Взгляды встретились, и Первей привычно вошёл в разум ростовщика.
– Не слышу ответа!
– Да… – твёрдым, вполне даже естественным голосом ответил Еремей.
– Ну вот… Однако, думаю, уладим мы всё это не здесь. Айда к тебе на двор, Еремей Глебыч, там и рассчитаемся. Аграфена Лукинична, зови-ка соседей – эти послухи от Еремея Глебыча, у тебя же свои должны быть, для надёжности.
– А Мария? – хлопая глазами, ошарашено спросила бабуля. – Она как же?
– Ну и Марию с собой возьми, – чуть улыбнулся рыцарь. – В таком деле каждая пара глаз не лишняя. Всё должно быть честно.
-… Вот это долг, это рост на него, а это вот пеня. Считай, Еремей Глебыч.
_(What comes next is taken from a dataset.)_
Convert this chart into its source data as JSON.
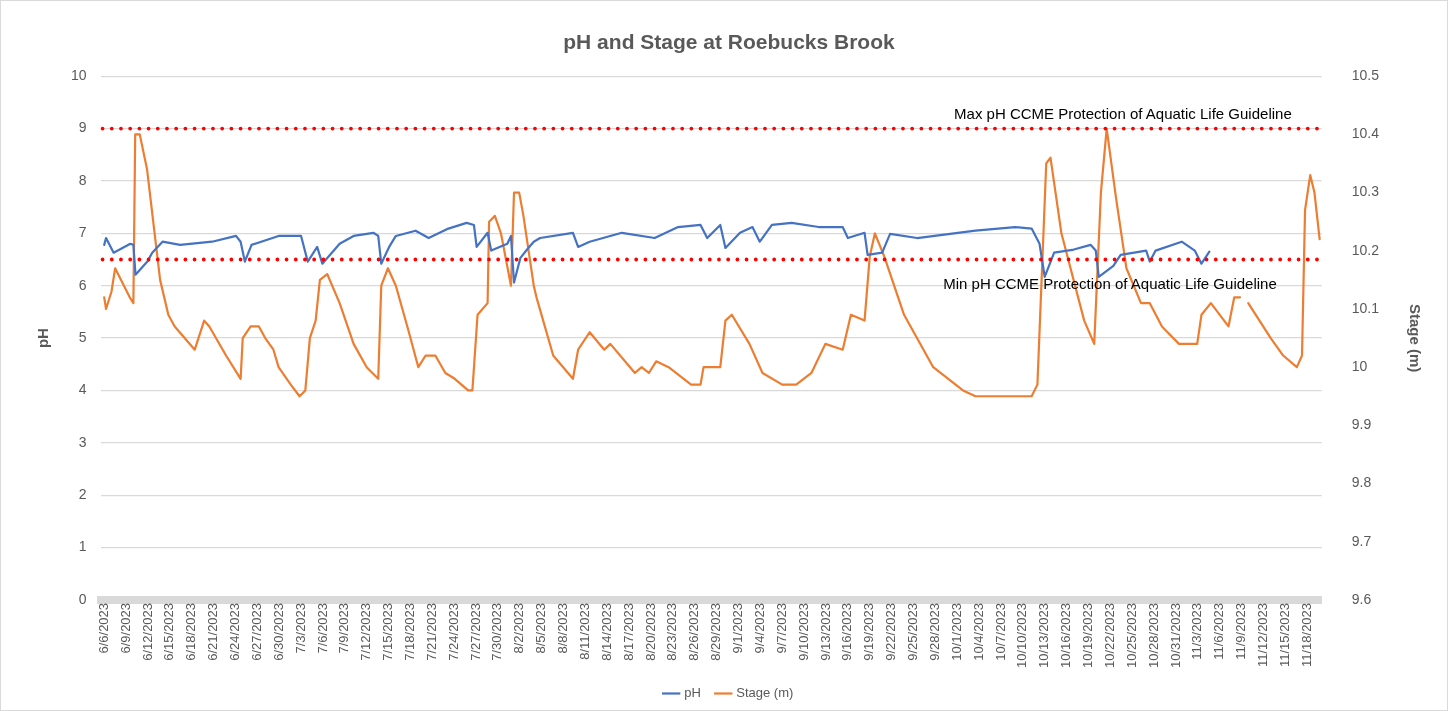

Ростовщик принялся считать, зрители же, довольно многочисленные, затаив дыхание следили за процессом. Что ни говори, а созерцание достаточно крупной суммы всегда занятие волнительное, будоражащее кровь и воображение. Впрочем, изначальная сумма долга бабки Аграфены была невелика, однако не шла ни в какое сравнение с суммой начисленных процентов и особенно пени за просрочку уплаты долга.
– Всё так? – чуть улыбаясь, спросил рыцарь.
– Всё так, – твёрдым, ровным голосом подтвердил Еремей. Чуть более ровным и твёрдым, нежели обычно… а впрочем, вряд ли кто-то заметит.
– Неси свои грамоты. Да все неси, какие есть, чтобы без утайки! – потребовал рыцарь, по-прежнему чуть улыбаясь.
– Хорошо, – по-прежнему ровно ответил ростовщик, поднимаясь.
Грамот оказалось много.
– Так, это не наше и это не наше… – рыцарь бегло просматривал документы. – А вот это наше! Ну а теперь составим документ об уплате долга.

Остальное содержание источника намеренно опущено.